Lee Wochner: Writer. Director. Writing instructor. Thinker about things.


Blog

Muscle memory

 

A week ago, my company moved to a new location, about a mile and a half from the old location, but far removed from the enormous infrastructural upset about to be occasioned by a massive freeway project. To give you an example of the impacts of said project:  In March, the state agency put up signs announcing that starting in May, San Fernando Boulevard would be permanently closed. What was our address? 2319 N. San Fernando Boulevard.

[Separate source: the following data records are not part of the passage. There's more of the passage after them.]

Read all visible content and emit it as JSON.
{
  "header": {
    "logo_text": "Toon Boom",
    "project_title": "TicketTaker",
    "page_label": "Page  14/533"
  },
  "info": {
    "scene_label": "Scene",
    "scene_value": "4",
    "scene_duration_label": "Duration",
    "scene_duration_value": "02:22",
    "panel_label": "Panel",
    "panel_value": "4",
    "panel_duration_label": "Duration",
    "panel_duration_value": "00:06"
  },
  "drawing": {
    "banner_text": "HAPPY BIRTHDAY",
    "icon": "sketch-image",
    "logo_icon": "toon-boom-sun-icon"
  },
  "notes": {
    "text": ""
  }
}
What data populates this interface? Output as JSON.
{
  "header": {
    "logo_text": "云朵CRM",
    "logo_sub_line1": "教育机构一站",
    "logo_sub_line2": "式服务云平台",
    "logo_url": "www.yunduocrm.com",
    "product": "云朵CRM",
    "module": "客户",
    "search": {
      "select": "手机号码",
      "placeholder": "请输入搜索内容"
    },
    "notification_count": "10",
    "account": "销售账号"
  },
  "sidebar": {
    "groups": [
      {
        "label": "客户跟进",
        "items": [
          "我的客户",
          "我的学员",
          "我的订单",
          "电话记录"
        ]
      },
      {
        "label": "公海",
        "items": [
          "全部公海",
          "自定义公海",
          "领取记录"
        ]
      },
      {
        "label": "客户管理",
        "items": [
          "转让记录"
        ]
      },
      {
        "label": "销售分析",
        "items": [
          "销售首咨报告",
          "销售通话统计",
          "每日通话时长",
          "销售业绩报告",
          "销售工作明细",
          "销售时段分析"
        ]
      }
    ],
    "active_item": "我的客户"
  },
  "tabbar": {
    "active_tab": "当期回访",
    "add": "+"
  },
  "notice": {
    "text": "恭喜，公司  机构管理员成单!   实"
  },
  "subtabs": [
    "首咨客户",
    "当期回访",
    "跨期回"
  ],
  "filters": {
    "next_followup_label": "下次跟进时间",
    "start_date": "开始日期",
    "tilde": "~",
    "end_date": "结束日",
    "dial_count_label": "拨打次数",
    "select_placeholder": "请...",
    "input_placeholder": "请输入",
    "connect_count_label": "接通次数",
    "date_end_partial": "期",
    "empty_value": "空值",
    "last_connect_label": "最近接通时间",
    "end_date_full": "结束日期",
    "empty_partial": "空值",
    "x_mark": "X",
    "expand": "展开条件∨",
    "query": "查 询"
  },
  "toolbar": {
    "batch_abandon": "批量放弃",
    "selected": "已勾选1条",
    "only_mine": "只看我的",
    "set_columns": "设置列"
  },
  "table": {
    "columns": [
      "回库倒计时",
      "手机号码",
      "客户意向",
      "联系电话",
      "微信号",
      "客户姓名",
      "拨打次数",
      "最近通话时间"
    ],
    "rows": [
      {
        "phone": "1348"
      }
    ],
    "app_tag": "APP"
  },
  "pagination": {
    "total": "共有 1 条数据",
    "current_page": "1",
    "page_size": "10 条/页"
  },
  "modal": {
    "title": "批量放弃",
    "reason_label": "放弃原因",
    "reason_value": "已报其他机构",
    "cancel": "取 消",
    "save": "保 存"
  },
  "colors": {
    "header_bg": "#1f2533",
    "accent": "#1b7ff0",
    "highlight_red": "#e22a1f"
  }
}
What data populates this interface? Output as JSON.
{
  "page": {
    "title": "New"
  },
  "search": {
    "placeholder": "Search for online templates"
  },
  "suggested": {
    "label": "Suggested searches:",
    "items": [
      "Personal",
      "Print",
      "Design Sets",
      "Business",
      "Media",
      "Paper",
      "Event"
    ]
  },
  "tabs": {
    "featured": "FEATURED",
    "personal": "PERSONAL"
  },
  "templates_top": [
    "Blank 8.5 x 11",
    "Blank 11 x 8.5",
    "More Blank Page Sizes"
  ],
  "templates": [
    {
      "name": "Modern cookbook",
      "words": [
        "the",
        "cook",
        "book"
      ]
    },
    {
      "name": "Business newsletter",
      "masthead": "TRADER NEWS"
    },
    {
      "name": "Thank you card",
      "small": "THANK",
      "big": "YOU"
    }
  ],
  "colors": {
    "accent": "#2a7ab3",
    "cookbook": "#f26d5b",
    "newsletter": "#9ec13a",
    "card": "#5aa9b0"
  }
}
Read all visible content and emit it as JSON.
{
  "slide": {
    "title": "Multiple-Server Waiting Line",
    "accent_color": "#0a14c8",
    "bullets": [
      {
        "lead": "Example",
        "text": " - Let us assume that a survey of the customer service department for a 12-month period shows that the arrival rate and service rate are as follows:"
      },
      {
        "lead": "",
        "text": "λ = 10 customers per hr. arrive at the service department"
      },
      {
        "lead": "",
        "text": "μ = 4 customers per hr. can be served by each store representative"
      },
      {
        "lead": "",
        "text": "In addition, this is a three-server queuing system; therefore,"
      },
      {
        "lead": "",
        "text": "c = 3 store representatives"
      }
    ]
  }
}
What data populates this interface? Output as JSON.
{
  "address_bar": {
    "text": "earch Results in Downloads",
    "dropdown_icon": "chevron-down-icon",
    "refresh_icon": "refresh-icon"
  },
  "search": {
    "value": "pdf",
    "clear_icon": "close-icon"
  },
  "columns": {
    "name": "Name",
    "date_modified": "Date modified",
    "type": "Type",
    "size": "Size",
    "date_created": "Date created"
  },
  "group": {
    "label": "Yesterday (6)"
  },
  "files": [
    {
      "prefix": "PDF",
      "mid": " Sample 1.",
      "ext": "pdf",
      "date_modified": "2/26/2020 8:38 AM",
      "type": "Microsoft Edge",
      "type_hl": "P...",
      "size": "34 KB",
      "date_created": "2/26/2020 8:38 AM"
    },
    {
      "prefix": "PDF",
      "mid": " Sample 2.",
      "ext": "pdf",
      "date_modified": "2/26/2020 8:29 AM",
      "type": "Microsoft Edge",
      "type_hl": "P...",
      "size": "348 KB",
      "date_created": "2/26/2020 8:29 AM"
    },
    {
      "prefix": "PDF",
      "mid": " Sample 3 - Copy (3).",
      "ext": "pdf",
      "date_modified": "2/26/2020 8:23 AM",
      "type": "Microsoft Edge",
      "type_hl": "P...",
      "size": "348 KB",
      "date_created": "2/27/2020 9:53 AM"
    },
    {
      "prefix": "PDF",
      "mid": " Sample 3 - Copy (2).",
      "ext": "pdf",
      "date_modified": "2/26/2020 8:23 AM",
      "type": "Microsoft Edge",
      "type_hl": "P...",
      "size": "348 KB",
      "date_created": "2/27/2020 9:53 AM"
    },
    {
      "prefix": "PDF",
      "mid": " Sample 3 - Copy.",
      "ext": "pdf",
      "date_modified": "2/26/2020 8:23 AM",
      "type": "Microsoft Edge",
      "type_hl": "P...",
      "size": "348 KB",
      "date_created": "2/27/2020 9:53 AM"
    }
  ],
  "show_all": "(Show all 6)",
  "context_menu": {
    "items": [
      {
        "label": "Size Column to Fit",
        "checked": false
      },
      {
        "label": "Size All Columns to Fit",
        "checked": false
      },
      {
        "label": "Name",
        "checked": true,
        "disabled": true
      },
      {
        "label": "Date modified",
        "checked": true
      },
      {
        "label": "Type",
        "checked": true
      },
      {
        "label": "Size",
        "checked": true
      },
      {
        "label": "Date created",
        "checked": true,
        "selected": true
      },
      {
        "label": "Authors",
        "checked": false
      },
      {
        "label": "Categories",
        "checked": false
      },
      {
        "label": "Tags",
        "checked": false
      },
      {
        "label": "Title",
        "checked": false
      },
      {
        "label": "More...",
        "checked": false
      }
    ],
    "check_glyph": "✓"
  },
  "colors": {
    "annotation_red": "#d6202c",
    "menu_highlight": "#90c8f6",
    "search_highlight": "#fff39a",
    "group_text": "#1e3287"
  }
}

Given that we were moving, I decided to make some improvements in my own office, things that would help me keep my desk from looking like a landing strip for paper debris, and that would help me streamline my day so that I can do more writing. (That is, when I’m not on the phone. A few years ago when someone asked my wife what I do for a living, she said, “He talks to people all day and they give him money.”) If you’re going to move, you might as well move everything into a better position at the same time. So:  we’ve moved the file drawers of my plays and essays and short stories and correspondence and other miscellany that isn’t readily needed into an alcove outside my office, and we’ve freed up more room within arm’s reach for things I use regularly. The interior designers have come in several times and made small adjustments and it’s gotten better and better. As of today, I can shred documents, print papers, use my laptop, and otherwise lay hands on all the necessary equipment of my daily endeavors with a mere swivel of my seat. The ergonomic accomplishment of this reassures me that, yes, we will be able to put people on Pluto quite comfortably and soon.

But here’s what hasn’t kept up:  my brain. So far, my muscle memory is outlifting all of that spatial engineering.

Every time I go to get my car keys, I reflexively reach over to the left — where they are no longer kept. The printer is no longer behind me, but that’s where I’m always reaching. The used paper I flip over and feed into said printer, to save both money and the environment? No, it isn’t in a drawer beneath the printer now, it’s in a drawer to the left of that. And on and on. I almost feel like I’m performing that exercise Andre Gregory recommends in My Dinner With Andre, where you use your non-dominant hand all day and thus reawaken yourself to experience — but go psychotic at the same time, because everything is complicated by sudden awareness.

What I’ve become newly aware of is just how strong muscle memory is — how quickly the brain develops shortcuts that speed up our processes but diminish our sensitivity to experience, and how loath it is to give them up. Sure, I could put everything back where it used to be, but where’s the progress in that?  As a thinking person, as someone who believes in mind over muscle, I refuse to give in. Which just leaves me wondering:  Although we know it becomes harder to remember things as we age, just how long does it take for your muscles to forget?

 

2 Responses to “Muscle memory”

  1. Dan Says:

    Is there a one-man play in this? Maybe without speaking?? I smell a hit!

  2. Paul Says:

    I’ve had my Honda Accord since 2008 and I still find my right hand going to the place where the air conditioner controls were in my old VW Jetta. Six years and my brain still has not adjusted.